Waterspot: Time to take molded surfboards seriously

Look around your house and count the number of handmade items you own. If you’re anything like me, they are few, far between and among your most prized possessions. But most surfers don’t put their favorite handmade items in the house.

They put them in the garage where they are lined up proudly like the works of art they are, or scattered on the floor, ready to spring into action on the next swell. Of course, I’m talking about custom, handmade surfboards.

When I began surfing in the early ’60s anything but a handmade surfboard was called a popout and frowned upon by most real surfers.

Surfing was booming and non-surfers were getting into the act. One popout that advertised itself as “Undingable” featured rubber bumpers to protect it from damage.

The board was considered indestructible and various LA variety shows offered prizes for anyone who could bust it up with a sledgehammer. To my knowledge, nobody ever did.

Regardless of their durability, those boards and the other bulky, brittle hunks of foam with fiberglass mat sealing them were the exclusive domain of the kook.
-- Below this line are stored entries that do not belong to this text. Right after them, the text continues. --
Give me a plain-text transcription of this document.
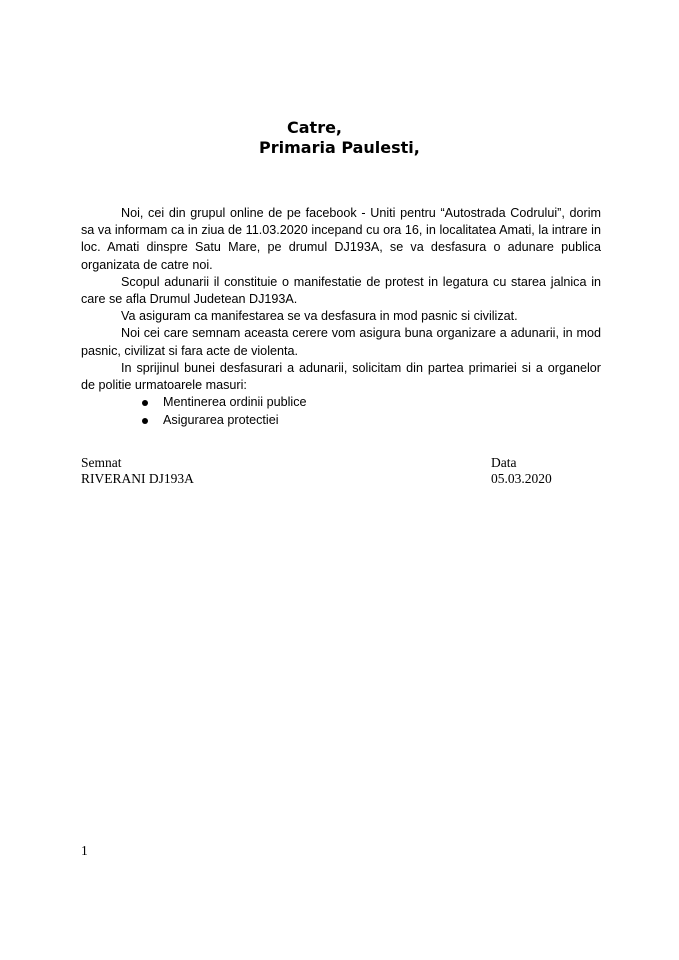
Catre,
Primaria Paulesti,

Noi, cei din grupul online de pe facebook - Uniti pentru “Autostrada Codrului”, dorim sa va informam ca in ziua de 11.03.2020 incepand cu ora 16, in localitatea Amati, la intrare in loc. Amati dinspre Satu Mare, pe drumul DJ193A, se va desfasura o adunare publica organizata de catre noi.

Scopul adunarii il constituie o manifestatie de protest in legatura cu starea jalnica in care se afla Drumul Judetean DJ193A.

Va asiguram ca manifestarea se va desfasura in mod pasnic si civilizat.

Noi cei care semnam aceasta cerere vom asigura buna organizare a adunarii, in mod pasnic, civilizat si fara acte de violenta.

In sprijinul bunei desfasurari a adunarii, solicitam din partea primariei si a organelor de politie urmatoarele masuri:

Mentinerea ordinii publice
Asigurarea protectiei
Semnat
RIVERANI DJ193A
Data
05.03.2020
1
These discount store surfboards were forever unpopular with hardcore surfers until fairly recently when Hawaiian-based Jamie O’Brien and a handful other chargers proved that it’s not what you ride, but how you ride it.

Still, when the surf got real, real surfers picked up their hand-shaped boards and made their moves.

That too changed when molded board makers began hiring top designers to build their models.

The result is that machine-crafted surfboards now perform as well as hand-built ones.

I tried one of the more popular machine-manufactured surfboards recently after observing that the outline, foil, rail and rocker suited my specifications perfectly. After riding it twice I can report that the board handled better than expected.

All things, including price, being roughly equal, I came away with a favorable impression of that board. Stability, paddling and turning could all be put in the plus column.

In the minus column is my decades-long loyalty to the local board builders who have kept me afloat and stoked for over half a century. Also, the idea of one-size-fits-all conformity is disheartening in a sport that has forever prided itself on individuality. If molded surfboards prevail, and it seems they will, boards built strictly for the individual may one day be as rare as handmade Tiffany lampshades. 

Still, no matter how good machine-made surfboards become, the one place custom boards will always excel is that they, by definition, are made for your particular style of surfing.

Your body type and approach to a wave is at least slightly different than anyone else’s. Taking the basic plan shape and adding a quarter inch of tail rocker, a half-inch to the outline, or increased thickness in the rail can only be achieved one surfboard at a time.

Now, these seemingly minor modifications might not mean much to most surfers, but to others they are crucial. That’s the reason top competitive surfers generally have their boards built by a trusted shaper.

In my opinion there there’s room for both handmade and machine-made surfboards. Weigh the options, get out there and ride.